4 Cf. par exemple « la prégnance symbolique du manuscrit s’efface devant sa valeur d’indice » (A. Rey, « Tracés », , L. Hay (ed), De la lettre au livre, Paris, Éd. du CNRS, 1989, p. 42).
5 Pour une analyse plus détaillée, cf. Jean-Louis Lebrave, « Lecture et analyse des brouillons », Langages 69, mars 1983, p. 11-23.
6 Cf. par exemple Gunter Martens et Hans Zeller (eds), Texte und Varianten : Probleme ihrer Edition und Interpretation , Munich, Beck ? 1971.
7 L. Hay, « Pour une sémiotique du mouvement », Genesis n° 10, Sémiotique, Paris, 1996, p. 25.
8 Mais celle-ci est profondément enracinée dans la philologie qui l’a précédée.
9 « Si le rôle du lecteur est bien celui d’un interprète, il faut admettre en même temps qu’il n’existe pas qu’une seule manière d’interpréter. Et puisque le signe n’existe qu’en fonction du contexte, l’interprétation qui convient dépendra elle aussi du contexte. Tout ce qu’on peut dire en général, c’est que le travail du lecteur consiste à donner un sens, tant bien que mal, au signe ». R. Harris, La sémiologie de l’écriture, Paris, CNRS Éditions, 1993, p. 159.

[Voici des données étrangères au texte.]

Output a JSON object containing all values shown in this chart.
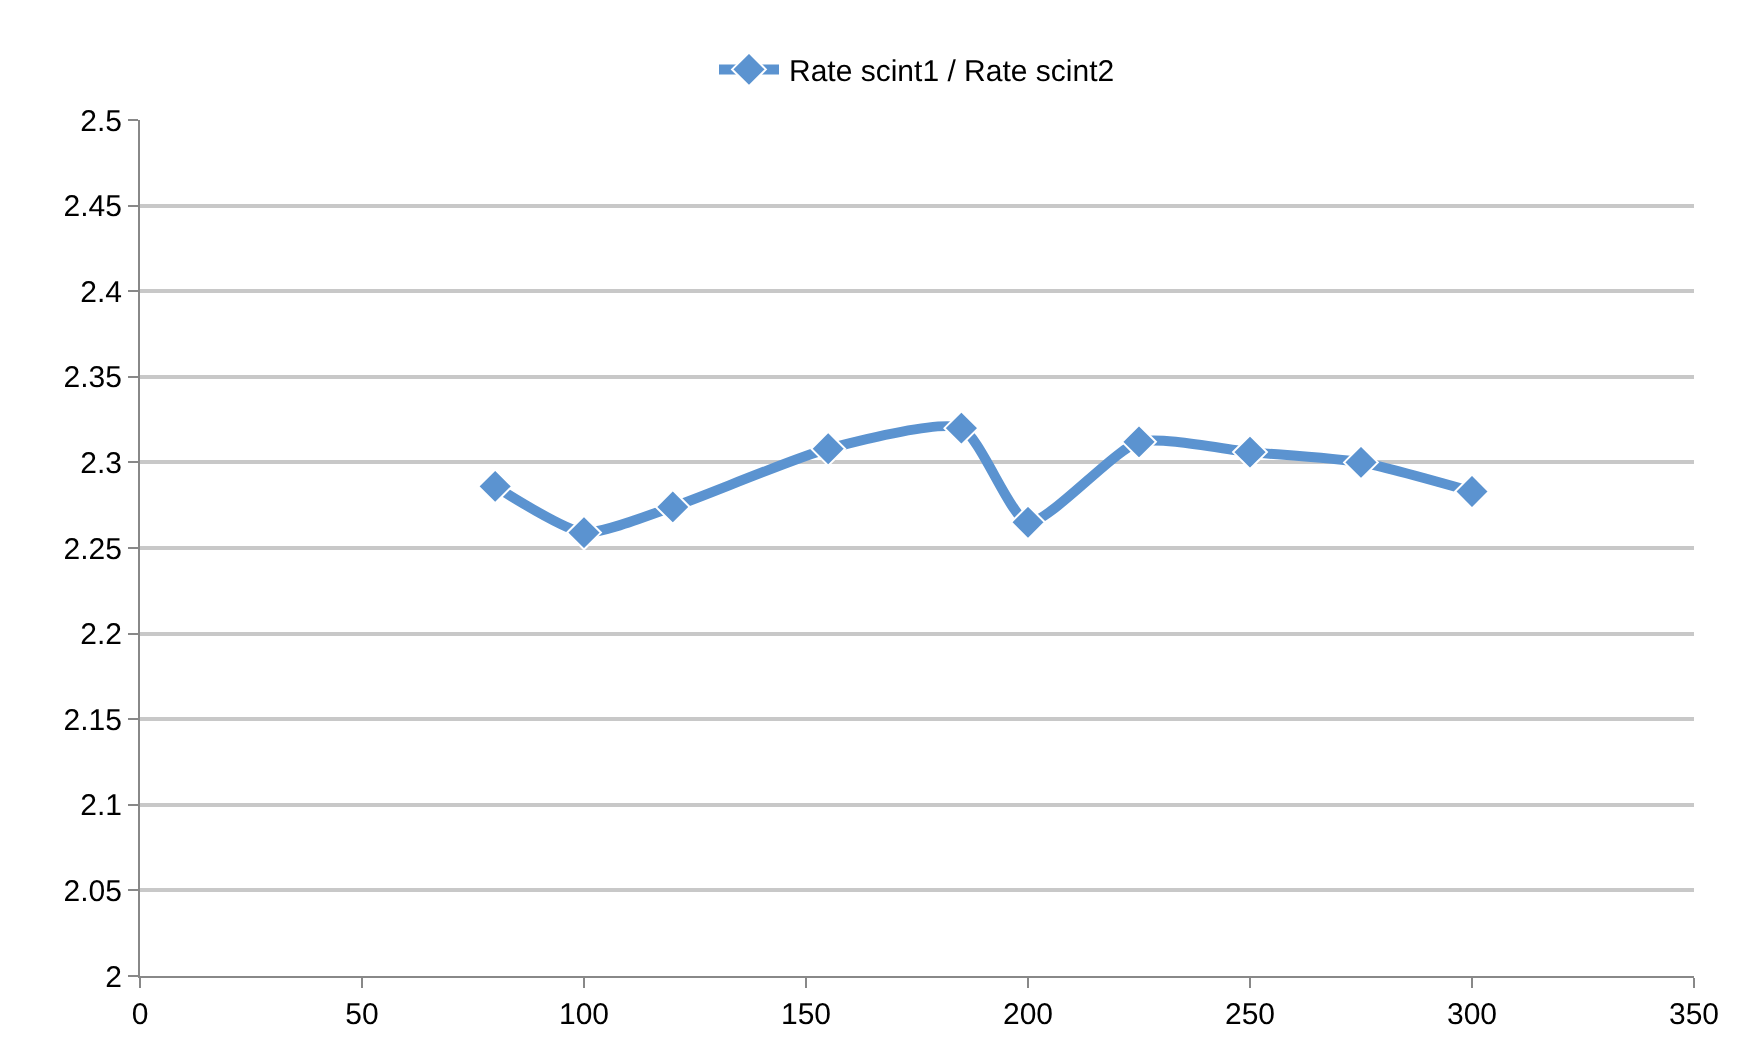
{
  "chart_data": {
    "type": "line",
    "x": [
      80,
      100,
      120,
      155,
      185,
      200,
      225,
      250,
      275,
      300
    ],
    "series": [
      {
        "name": "Rate scint1 / Rate scint2",
        "color": "#5b93d0",
        "values": [
          2.286,
          2.259,
          2.274,
          2.308,
          2.32,
          2.265,
          2.312,
          2.306,
          2.3,
          2.283
        ]
      }
    ],
    "xlim": [
      0,
      350
    ],
    "xticks": [
      0,
      50,
      100,
      150,
      200,
      250,
      300,
      350
    ],
    "ylim": [
      2,
      2.5
    ],
    "yticks": [
      2,
      2.05,
      2.1,
      2.15,
      2.2,
      2.25,
      2.3,
      2.35,
      2.4,
      2.45,
      2.5
    ],
    "grid": "y",
    "legend": "top",
    "marker": "diamond",
    "line_style": "solid"
  }
}
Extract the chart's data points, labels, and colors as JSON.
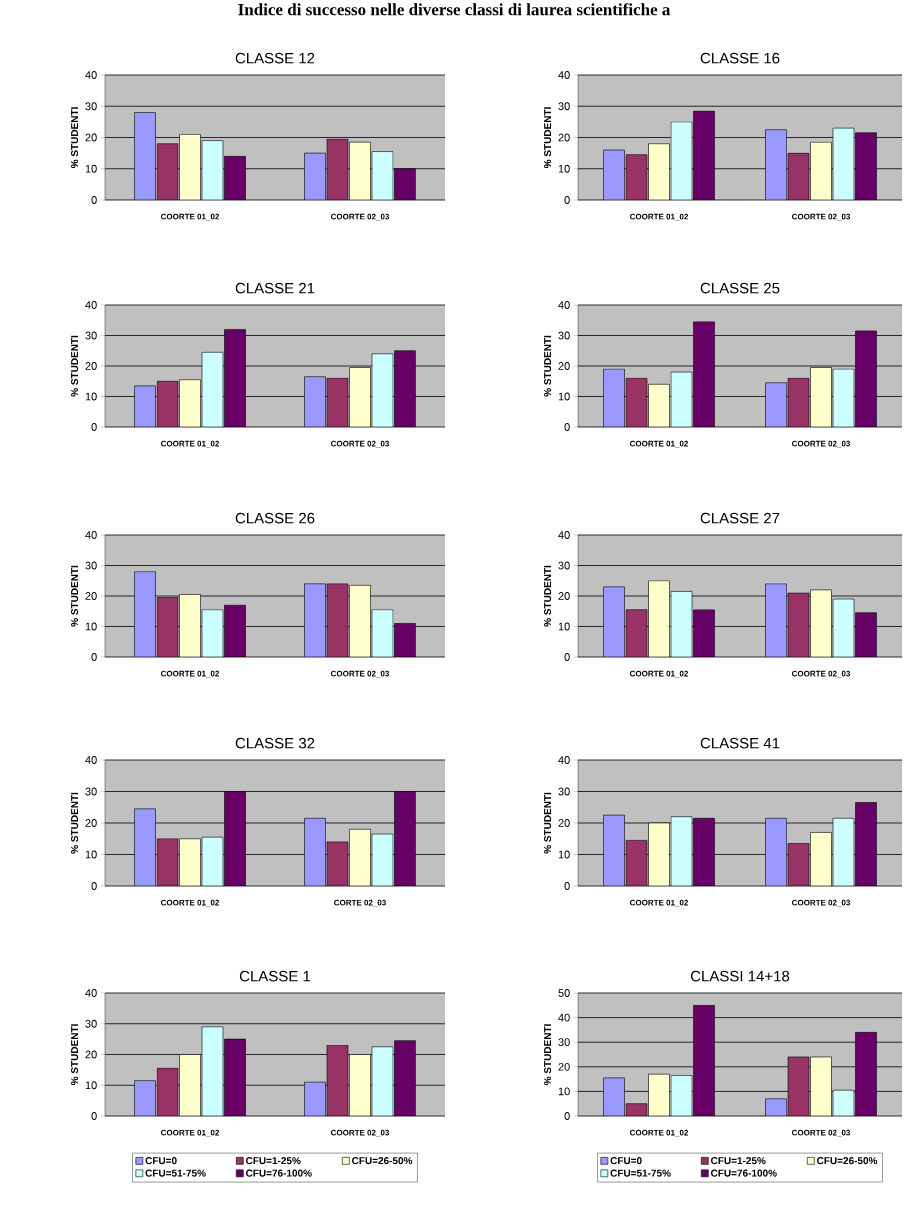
{
  "chart_data": [
    {
      "type": "other",
      "title": "Indice di successo nelle diverse classi di laurea scientifiche a"
    },
    {
      "type": "bar",
      "title": "CLASSE  12",
      "ylabel": "% STUDENTI",
      "categories": [
        "COORTE  01_02",
        "COORTE  02_03"
      ],
      "ylim": [
        0,
        40
      ],
      "yticks": [
        0,
        10,
        20,
        30,
        40
      ],
      "grid": "y",
      "series": [
        {
          "color": "#9999ff",
          "values": [
            28,
            15
          ]
        },
        {
          "color": "#993366",
          "values": [
            18,
            19.5
          ]
        },
        {
          "color": "#ffffcc",
          "values": [
            21,
            18.5
          ]
        },
        {
          "color": "#ccffff",
          "values": [
            19,
            15.5
          ]
        },
        {
          "color": "#660066",
          "values": [
            14,
            10
          ]
        }
      ]
    },
    {
      "type": "bar",
      "title": "CLASSE  16",
      "ylabel": "% STUDENTI",
      "categories": [
        "COORTE 01_02",
        "COORTE  02_03"
      ],
      "ylim": [
        0,
        40
      ],
      "yticks": [
        0,
        10,
        20,
        30,
        40
      ],
      "grid": "y",
      "series": [
        {
          "color": "#9999ff",
          "values": [
            16,
            22.5
          ]
        },
        {
          "color": "#993366",
          "values": [
            14.5,
            15
          ]
        },
        {
          "color": "#ffffcc",
          "values": [
            18,
            18.5
          ]
        },
        {
          "color": "#ccffff",
          "values": [
            25,
            23
          ]
        },
        {
          "color": "#660066",
          "values": [
            28.5,
            21.5
          ]
        }
      ]
    },
    {
      "type": "bar",
      "title": "CLASSE 21",
      "ylabel": "% STUDENTI",
      "categories": [
        "COORTE 01_02",
        "COORTE  02_03"
      ],
      "ylim": [
        0,
        40
      ],
      "yticks": [
        0,
        10,
        20,
        30,
        40
      ],
      "grid": "y",
      "series": [
        {
          "color": "#9999ff",
          "values": [
            13.5,
            16.5
          ]
        },
        {
          "color": "#993366",
          "values": [
            15,
            16
          ]
        },
        {
          "color": "#ffffcc",
          "values": [
            15.5,
            19.5
          ]
        },
        {
          "color": "#ccffff",
          "values": [
            24.5,
            24
          ]
        },
        {
          "color": "#660066",
          "values": [
            32,
            25
          ]
        }
      ]
    },
    {
      "type": "bar",
      "title": "CLASSE 25",
      "ylabel": "% STUDENTI",
      "categories": [
        "COORTE 01_02",
        "COORTE  02_03"
      ],
      "ylim": [
        0,
        40
      ],
      "yticks": [
        0,
        10,
        20,
        30,
        40
      ],
      "grid": "y",
      "series": [
        {
          "color": "#9999ff",
          "values": [
            19,
            14.5
          ]
        },
        {
          "color": "#993366",
          "values": [
            16,
            16
          ]
        },
        {
          "color": "#ffffcc",
          "values": [
            14,
            19.5
          ]
        },
        {
          "color": "#ccffff",
          "values": [
            18,
            19
          ]
        },
        {
          "color": "#660066",
          "values": [
            34.5,
            31.5
          ]
        }
      ]
    },
    {
      "type": "bar",
      "title": "CLASSE 26",
      "ylabel": "% STUDENTI",
      "categories": [
        "COORTE  01_02",
        "COORTE 02_03"
      ],
      "ylim": [
        0,
        40
      ],
      "yticks": [
        0,
        10,
        20,
        30,
        40
      ],
      "grid": "y",
      "series": [
        {
          "color": "#9999ff",
          "values": [
            28,
            24
          ]
        },
        {
          "color": "#993366",
          "values": [
            19.5,
            24
          ]
        },
        {
          "color": "#ffffcc",
          "values": [
            20.5,
            23.5
          ]
        },
        {
          "color": "#ccffff",
          "values": [
            15.5,
            15.5
          ]
        },
        {
          "color": "#660066",
          "values": [
            17,
            11
          ]
        }
      ]
    },
    {
      "type": "bar",
      "title": "CLASSE 27",
      "ylabel": "% STUDENTI",
      "categories": [
        "COORTE 01_02",
        "COORTE 02_03"
      ],
      "ylim": [
        0,
        40
      ],
      "yticks": [
        0,
        10,
        20,
        30,
        40
      ],
      "grid": "y",
      "series": [
        {
          "color": "#9999ff",
          "values": [
            23,
            24
          ]
        },
        {
          "color": "#993366",
          "values": [
            15.5,
            21
          ]
        },
        {
          "color": "#ffffcc",
          "values": [
            25,
            22
          ]
        },
        {
          "color": "#ccffff",
          "values": [
            21.5,
            19
          ]
        },
        {
          "color": "#660066",
          "values": [
            15.5,
            14.5
          ]
        }
      ]
    },
    {
      "type": "bar",
      "title": "CLASSE 32",
      "ylabel": "% STUDENTI",
      "categories": [
        "COORTE 01_02",
        "CORTE 02_03"
      ],
      "ylim": [
        0,
        40
      ],
      "yticks": [
        0,
        10,
        20,
        30,
        40
      ],
      "grid": "y",
      "series": [
        {
          "color": "#9999ff",
          "values": [
            24.5,
            21.5
          ]
        },
        {
          "color": "#993366",
          "values": [
            15,
            14
          ]
        },
        {
          "color": "#ffffcc",
          "values": [
            15,
            18
          ]
        },
        {
          "color": "#ccffff",
          "values": [
            15.5,
            16.5
          ]
        },
        {
          "color": "#660066",
          "values": [
            30,
            30
          ]
        }
      ]
    },
    {
      "type": "bar",
      "title": "CLASSE 41",
      "ylabel": "% STUDENTI",
      "categories": [
        "COORTE 01_02",
        "COORTE 02_03"
      ],
      "ylim": [
        0,
        40
      ],
      "yticks": [
        0,
        10,
        20,
        30,
        40
      ],
      "grid": "y",
      "series": [
        {
          "color": "#9999ff",
          "values": [
            22.5,
            21.5
          ]
        },
        {
          "color": "#993366",
          "values": [
            14.5,
            13.5
          ]
        },
        {
          "color": "#ffffcc",
          "values": [
            20,
            17
          ]
        },
        {
          "color": "#ccffff",
          "values": [
            22,
            21.5
          ]
        },
        {
          "color": "#660066",
          "values": [
            21.5,
            26.5
          ]
        }
      ]
    },
    {
      "type": "bar",
      "title": "CLASSE 1",
      "ylabel": "% STUDENTI",
      "categories": [
        "COORTE 01_02",
        "COORTE 02_03"
      ],
      "ylim": [
        0,
        40
      ],
      "yticks": [
        0,
        10,
        20,
        30,
        40
      ],
      "grid": "y",
      "legend": "bottom",
      "series": [
        {
          "name": "CFU=0",
          "color": "#9999ff",
          "values": [
            11.5,
            11
          ]
        },
        {
          "name": "CFU=1-25%",
          "color": "#993366",
          "values": [
            15.5,
            23
          ]
        },
        {
          "name": "CFU=26-50%",
          "color": "#ffffcc",
          "values": [
            20,
            20
          ]
        },
        {
          "name": "CFU=51-75%",
          "color": "#ccffff",
          "values": [
            29,
            22.5
          ]
        },
        {
          "name": "CFU=76-100%",
          "color": "#660066",
          "values": [
            25,
            24.5
          ]
        }
      ]
    },
    {
      "type": "bar",
      "title": "CLASSI 14+18",
      "ylabel": "% STUDENTI",
      "categories": [
        "COORTE 01_02",
        "COORTE 02_03"
      ],
      "ylim": [
        0,
        50
      ],
      "yticks": [
        0,
        10,
        20,
        30,
        40,
        50
      ],
      "grid": "y",
      "legend": "bottom",
      "series": [
        {
          "name": "CFU=0",
          "color": "#9999ff",
          "values": [
            15.5,
            7
          ]
        },
        {
          "name": "CFU=1-25%",
          "color": "#993366",
          "values": [
            5,
            24
          ]
        },
        {
          "name": "CFU=26-50%",
          "color": "#ffffcc",
          "values": [
            17,
            24
          ]
        },
        {
          "name": "CFU=51-75%",
          "color": "#ccffff",
          "values": [
            16.5,
            10.5
          ]
        },
        {
          "name": "CFU=76-100%",
          "color": "#660066",
          "values": [
            45,
            34
          ]
        }
      ]
    }
  ]
}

10 Cf. la remarque souvent citée de Heine dans ses Memoiren : « Es ist eine unerlaubte und unsittliche Handlung, auch nur eine Zeile von einem Schriftsteller zu veröffentlichen, die er nicht selber für das große Publikum bestimmt hat ».
11 Cette frontière est abondamment illustrée dans l’histoire des pratiques d’écriture, notamment dans les relations des auteurs à leurs secrétaires. Ainsi Saint Thomas, qui utilisait pour l’écriture de premier jet une forme d’écriture sténographique très idiosyncrasique, ne donnait pas les manuscrits correspondants à ses secrétaires pour qu’ils les mettent au net, mais les leur dictait en lisant à haute voix ce que les commentateurs appellent, d’un nom très évocateur, la « littera inintelligibilis ».
12 En revanche, on peut évidemment tenter de pratiquer l’introspection en étant soi-même scripteur, ou objectiver cette introspection en recourant à la technique des protocoles chère aux psychologues.
13 Cf. A. Grésillon, J.-L. Lebrave, C. Fuchs, « Flaubert : “Ruminer Hérodias”. Du cognitif visuel au verbal-textuel ». L. Hay (ed), L’écriture et ses doubles, Paris, Editions du CNRS, 1991, p. 27-109.
14 L’enjeu est en réalité bien plus considérable que celui d’une simple « mise en langue » d’un contenu, puisqu’à travers cette hésitation sur le point de vue, c’est la position du je écrivant par rapport à ses personnages et son histoire qui se joue.